Describes the methods for providing representation in criminal defense and civil, juvenile, and appeals cases in 28 states and the District of Columbia. The report details various aspects of indigent defense delivery systems by jurisdiction, such as type of litigating attorneys, cases closed, caseload standards and guidelines, funding sources, fees for representation, how indigence is determined, role of advisory boards or commission, and standards for assigned or appointed counsel.
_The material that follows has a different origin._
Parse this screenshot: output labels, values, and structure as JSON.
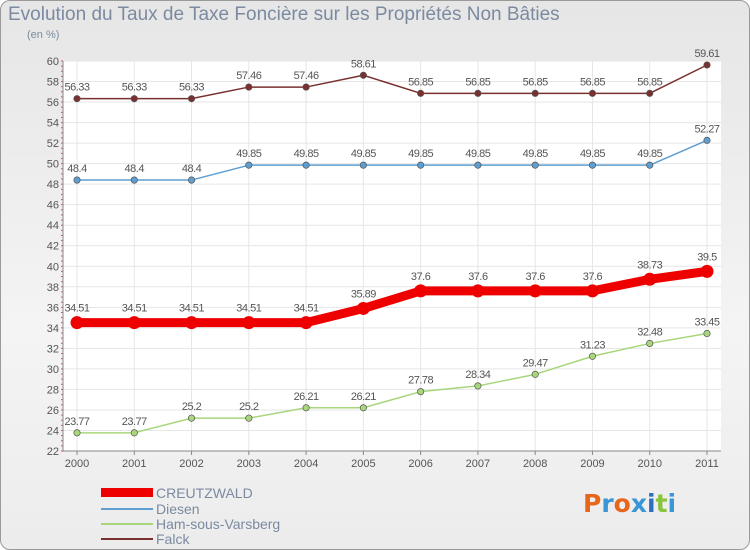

Data are from the 2013 National Survey of Indigent Defense Systems, the first census of all methods of providing indigent defense services in the United States.
- Of the 28 states and the District of Columbia that had state-administered indigent defense systems in 2013-
- Twenty-seven states and the District of Columbia had either governmental or nongovernmental public defenders providing representation for indigent clients. - Eight states and the District of Columbia required indigent clients to pay both an application fee to receive representation and recoupment for legal services provided. - In nine states the governor appointed the chief executives of the indigent defense delivery system. - Six states reported fewer than 10 full-time equivalent investigators on staff for public defender offices.
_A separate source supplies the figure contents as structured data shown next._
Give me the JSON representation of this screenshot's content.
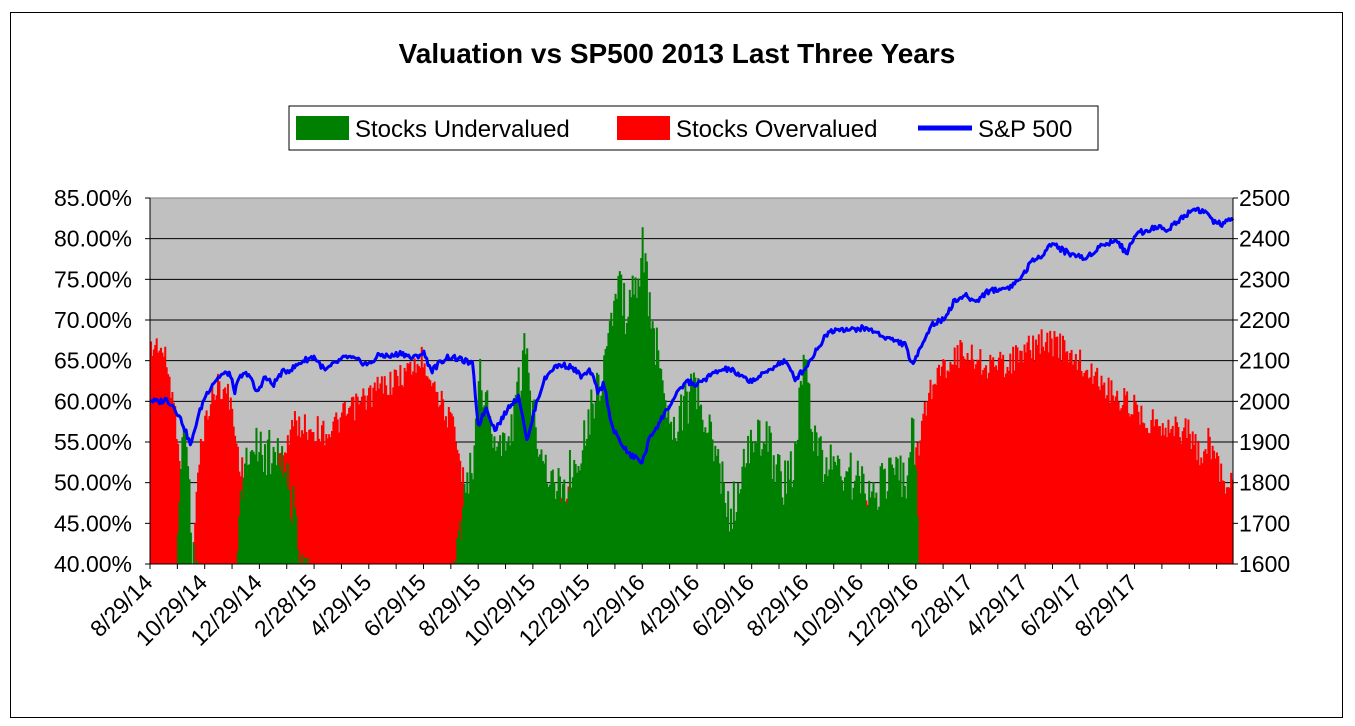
{
  "chart_data": {
    "type": "bar",
    "title": "Valuation vs SP500 2013 Last Three Years",
    "legend": {
      "placement": "top-center",
      "entries": [
        {
          "label": "Stocks Undervalued",
          "color": "#008000",
          "kind": "bar"
        },
        {
          "label": "Stocks Overvalued",
          "color": "#ff0000",
          "kind": "bar"
        },
        {
          "label": "S&P 500",
          "color": "#0000ff",
          "kind": "line"
        }
      ]
    },
    "y_left": {
      "ticks": [
        "40.00%",
        "45.00%",
        "50.00%",
        "55.00%",
        "60.00%",
        "65.00%",
        "70.00%",
        "75.00%",
        "80.00%",
        "85.00%"
      ],
      "range": [
        40,
        85
      ]
    },
    "y_right": {
      "ticks": [
        "1600",
        "1700",
        "1800",
        "1900",
        "2000",
        "2100",
        "2200",
        "2300",
        "2400",
        "2500"
      ],
      "range": [
        1600,
        2500
      ]
    },
    "x_tick_labels": [
      "8/29/14",
      "10/29/14",
      "12/29/14",
      "2/28/15",
      "4/29/15",
      "6/29/15",
      "8/29/15",
      "10/29/15",
      "12/29/15",
      "2/29/16",
      "4/29/16",
      "6/29/16",
      "8/29/16",
      "10/29/16",
      "12/29/16",
      "2/28/17",
      "4/29/17",
      "6/29/17",
      "8/29/17"
    ],
    "grid": true,
    "plot_background": "#c0c0c0",
    "series": [
      {
        "name": "Stocks Overvalued",
        "color": "#ff0000",
        "keypoints_month_value": [
          [
            0.0,
            68.0
          ],
          [
            0.3,
            69.0
          ],
          [
            0.6,
            66.0
          ],
          [
            0.9,
            60.0
          ],
          [
            1.1,
            54.0
          ],
          [
            1.3,
            44.0
          ],
          [
            1.5,
            40.0
          ],
          [
            1.7,
            52.0
          ],
          [
            1.9,
            58.0
          ],
          [
            2.2,
            62.0
          ],
          [
            2.5,
            64.0
          ],
          [
            2.9,
            62.0
          ],
          [
            3.2,
            55.0
          ],
          [
            3.5,
            52.0
          ],
          [
            3.8,
            47.0
          ],
          [
            4.1,
            48.0
          ],
          [
            4.4,
            52.0
          ],
          [
            4.8,
            55.0
          ],
          [
            5.2,
            59.0
          ],
          [
            5.8,
            58.5
          ],
          [
            6.5,
            58.0
          ],
          [
            7.1,
            60.0
          ],
          [
            7.8,
            62.0
          ],
          [
            8.4,
            63.5
          ],
          [
            9.0,
            64.5
          ],
          [
            9.6,
            66.0
          ],
          [
            10.0,
            67.0
          ],
          [
            10.6,
            62.0
          ],
          [
            11.1,
            58.0
          ],
          [
            11.5,
            51.0
          ],
          [
            12.0,
            49.0
          ],
          [
            12.2,
            45.0
          ],
          [
            12.4,
            42.0
          ],
          [
            12.8,
            41.0
          ],
          [
            13.2,
            41.5
          ],
          [
            13.7,
            43.0
          ],
          [
            14.2,
            45.0
          ],
          [
            14.7,
            47.5
          ],
          [
            15.2,
            50.0
          ],
          [
            15.6,
            51.5
          ],
          [
            15.9,
            49.0
          ],
          [
            16.2,
            46.0
          ],
          [
            16.5,
            42.0
          ],
          [
            16.7,
            40.0
          ],
          [
            17.5,
            40.0
          ],
          [
            18.2,
            40.0
          ],
          [
            18.6,
            40.5
          ],
          [
            19.0,
            41.0
          ],
          [
            19.5,
            43.0
          ],
          [
            20.0,
            45.5
          ],
          [
            20.5,
            46.5
          ],
          [
            21.0,
            44.0
          ],
          [
            21.5,
            43.0
          ],
          [
            22.0,
            44.5
          ],
          [
            22.5,
            47.0
          ],
          [
            23.0,
            45.0
          ],
          [
            23.4,
            44.0
          ],
          [
            23.8,
            46.0
          ],
          [
            24.3,
            48.0
          ],
          [
            25.0,
            48.5
          ],
          [
            25.6,
            48.0
          ],
          [
            26.2,
            48.5
          ],
          [
            26.8,
            48.0
          ],
          [
            27.3,
            48.0
          ],
          [
            27.6,
            48.0
          ],
          [
            27.9,
            52.0
          ],
          [
            28.2,
            58.0
          ],
          [
            28.5,
            63.0
          ],
          [
            28.9,
            65.5
          ],
          [
            29.3,
            67.0
          ],
          [
            29.8,
            68.0
          ],
          [
            30.4,
            66.5
          ],
          [
            31.0,
            66.0
          ],
          [
            31.6,
            67.0
          ],
          [
            32.1,
            68.0
          ],
          [
            32.6,
            69.0
          ],
          [
            33.0,
            69.0
          ],
          [
            33.5,
            68.0
          ],
          [
            34.0,
            66.5
          ],
          [
            34.5,
            65.0
          ],
          [
            35.0,
            63.5
          ],
          [
            35.5,
            62.0
          ],
          [
            36.0,
            61.0
          ],
          [
            36.5,
            59.5
          ],
          [
            37.0,
            59.0
          ],
          [
            37.5,
            58.5
          ],
          [
            38.0,
            58.0
          ],
          [
            38.4,
            55.0
          ],
          [
            38.7,
            57.0
          ],
          [
            39.0,
            54.5
          ],
          [
            39.3,
            52.0
          ],
          [
            39.6,
            52.0
          ]
        ]
      },
      {
        "name": "Stocks Undervalued",
        "color": "#008000",
        "keypoints_month_value": [
          [
            0.0,
            40.0
          ],
          [
            0.9,
            40.0
          ],
          [
            1.1,
            55.0
          ],
          [
            1.3,
            60.0
          ],
          [
            1.5,
            44.0
          ],
          [
            1.7,
            40.0
          ],
          [
            3.0,
            40.0
          ],
          [
            3.4,
            55.0
          ],
          [
            3.8,
            59.0
          ],
          [
            4.2,
            56.0
          ],
          [
            4.6,
            58.0
          ],
          [
            5.2,
            50.0
          ],
          [
            5.8,
            40.0
          ],
          [
            11.1,
            40.0
          ],
          [
            11.5,
            53.0
          ],
          [
            11.8,
            55.0
          ],
          [
            12.0,
            68.0
          ],
          [
            12.3,
            62.0
          ],
          [
            12.6,
            58.0
          ],
          [
            13.0,
            57.0
          ],
          [
            13.4,
            63.0
          ],
          [
            13.7,
            69.0
          ],
          [
            14.0,
            62.0
          ],
          [
            14.4,
            56.0
          ],
          [
            14.8,
            52.0
          ],
          [
            15.2,
            53.0
          ],
          [
            15.6,
            56.0
          ],
          [
            15.9,
            60.0
          ],
          [
            16.2,
            63.0
          ],
          [
            16.5,
            66.0
          ],
          [
            16.8,
            72.0
          ],
          [
            17.1,
            77.0
          ],
          [
            17.4,
            74.0
          ],
          [
            17.7,
            76.0
          ],
          [
            18.0,
            82.0
          ],
          [
            18.3,
            73.0
          ],
          [
            18.6,
            68.0
          ],
          [
            18.9,
            63.0
          ],
          [
            19.2,
            60.0
          ],
          [
            19.6,
            63.0
          ],
          [
            20.0,
            64.0
          ],
          [
            20.4,
            59.0
          ],
          [
            20.8,
            55.0
          ],
          [
            21.2,
            49.0
          ],
          [
            21.6,
            53.0
          ],
          [
            22.0,
            58.0
          ],
          [
            22.4,
            59.0
          ],
          [
            22.8,
            56.0
          ],
          [
            23.2,
            53.0
          ],
          [
            23.6,
            56.0
          ],
          [
            23.9,
            69.0
          ],
          [
            24.2,
            60.0
          ],
          [
            24.6,
            55.0
          ],
          [
            25.0,
            56.0
          ],
          [
            25.5,
            54.0
          ],
          [
            26.0,
            53.0
          ],
          [
            26.5,
            52.0
          ],
          [
            27.0,
            54.0
          ],
          [
            27.4,
            54.0
          ],
          [
            27.7,
            53.0
          ],
          [
            27.9,
            60.0
          ],
          [
            28.2,
            40.0
          ],
          [
            39.6,
            40.0
          ]
        ]
      },
      {
        "name": "S&P 500",
        "color": "#0000ff",
        "keypoints_month_value": [
          [
            0.0,
            2003
          ],
          [
            0.3,
            1998
          ],
          [
            0.6,
            2005
          ],
          [
            0.9,
            1985
          ],
          [
            1.2,
            1945
          ],
          [
            1.5,
            1890
          ],
          [
            1.7,
            1950
          ],
          [
            2.0,
            2010
          ],
          [
            2.3,
            2045
          ],
          [
            2.6,
            2065
          ],
          [
            2.9,
            2070
          ],
          [
            3.1,
            2025
          ],
          [
            3.3,
            2060
          ],
          [
            3.6,
            2070
          ],
          [
            3.9,
            2020
          ],
          [
            4.2,
            2060
          ],
          [
            4.5,
            2040
          ],
          [
            4.8,
            2070
          ],
          [
            5.2,
            2080
          ],
          [
            5.6,
            2100
          ],
          [
            6.0,
            2110
          ],
          [
            6.4,
            2075
          ],
          [
            6.8,
            2095
          ],
          [
            7.2,
            2110
          ],
          [
            7.6,
            2100
          ],
          [
            8.0,
            2090
          ],
          [
            8.4,
            2115
          ],
          [
            8.8,
            2110
          ],
          [
            9.2,
            2120
          ],
          [
            9.6,
            2105
          ],
          [
            10.0,
            2120
          ],
          [
            10.3,
            2075
          ],
          [
            10.6,
            2095
          ],
          [
            10.9,
            2110
          ],
          [
            11.2,
            2105
          ],
          [
            11.5,
            2100
          ],
          [
            11.8,
            2090
          ],
          [
            12.0,
            1940
          ],
          [
            12.3,
            1985
          ],
          [
            12.6,
            1930
          ],
          [
            12.9,
            1960
          ],
          [
            13.2,
            1995
          ],
          [
            13.5,
            2010
          ],
          [
            13.8,
            1900
          ],
          [
            14.1,
            1990
          ],
          [
            14.4,
            2050
          ],
          [
            14.7,
            2080
          ],
          [
            15.0,
            2090
          ],
          [
            15.4,
            2085
          ],
          [
            15.8,
            2060
          ],
          [
            16.1,
            2075
          ],
          [
            16.4,
            2020
          ],
          [
            16.6,
            2045
          ],
          [
            16.9,
            1935
          ],
          [
            17.2,
            1900
          ],
          [
            17.5,
            1870
          ],
          [
            17.8,
            1860
          ],
          [
            18.0,
            1850
          ],
          [
            18.3,
            1915
          ],
          [
            18.6,
            1945
          ],
          [
            18.9,
            1980
          ],
          [
            19.2,
            2010
          ],
          [
            19.6,
            2050
          ],
          [
            20.0,
            2040
          ],
          [
            20.4,
            2060
          ],
          [
            20.8,
            2075
          ],
          [
            21.2,
            2080
          ],
          [
            21.6,
            2060
          ],
          [
            22.0,
            2050
          ],
          [
            22.4,
            2065
          ],
          [
            22.8,
            2085
          ],
          [
            23.2,
            2100
          ],
          [
            23.6,
            2055
          ],
          [
            24.0,
            2085
          ],
          [
            24.4,
            2130
          ],
          [
            24.8,
            2170
          ],
          [
            25.2,
            2180
          ],
          [
            25.6,
            2175
          ],
          [
            26.0,
            2180
          ],
          [
            26.4,
            2175
          ],
          [
            26.8,
            2160
          ],
          [
            27.2,
            2150
          ],
          [
            27.6,
            2140
          ],
          [
            27.9,
            2085
          ],
          [
            28.2,
            2140
          ],
          [
            28.6,
            2190
          ],
          [
            29.0,
            2200
          ],
          [
            29.4,
            2245
          ],
          [
            29.8,
            2260
          ],
          [
            30.2,
            2245
          ],
          [
            30.6,
            2270
          ],
          [
            31.0,
            2275
          ],
          [
            31.4,
            2280
          ],
          [
            31.8,
            2300
          ],
          [
            32.2,
            2340
          ],
          [
            32.6,
            2360
          ],
          [
            33.0,
            2390
          ],
          [
            33.4,
            2370
          ],
          [
            33.8,
            2360
          ],
          [
            34.2,
            2350
          ],
          [
            34.6,
            2375
          ],
          [
            35.0,
            2390
          ],
          [
            35.4,
            2395
          ],
          [
            35.7,
            2360
          ],
          [
            36.0,
            2410
          ],
          [
            36.4,
            2420
          ],
          [
            36.8,
            2430
          ],
          [
            37.2,
            2420
          ],
          [
            37.5,
            2440
          ],
          [
            37.9,
            2460
          ],
          [
            38.2,
            2475
          ],
          [
            38.6,
            2465
          ],
          [
            38.9,
            2440
          ],
          [
            39.2,
            2435
          ],
          [
            39.6,
            2450
          ]
        ]
      }
    ]
  }
}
- Between 2007 and 2013, 16 of the 22 states with state-administered public defender offices increased the number of full-time equivalent litigating attorneys.
- In 2013, state-administered systems closed an estimated 2,696,950 criminal, appellate, civil, and juvenile cases.
The number and types of cases closed, number of full-time litigating attorneys, and caseload calculations were updated for Connecticut, Kentucky, North Carolina, and Virginia. These changes were made based on feedback from indigent defense experts in those states. The Methodology was updated to include more detail about universe identification and calculation of full-time equivalent workloads.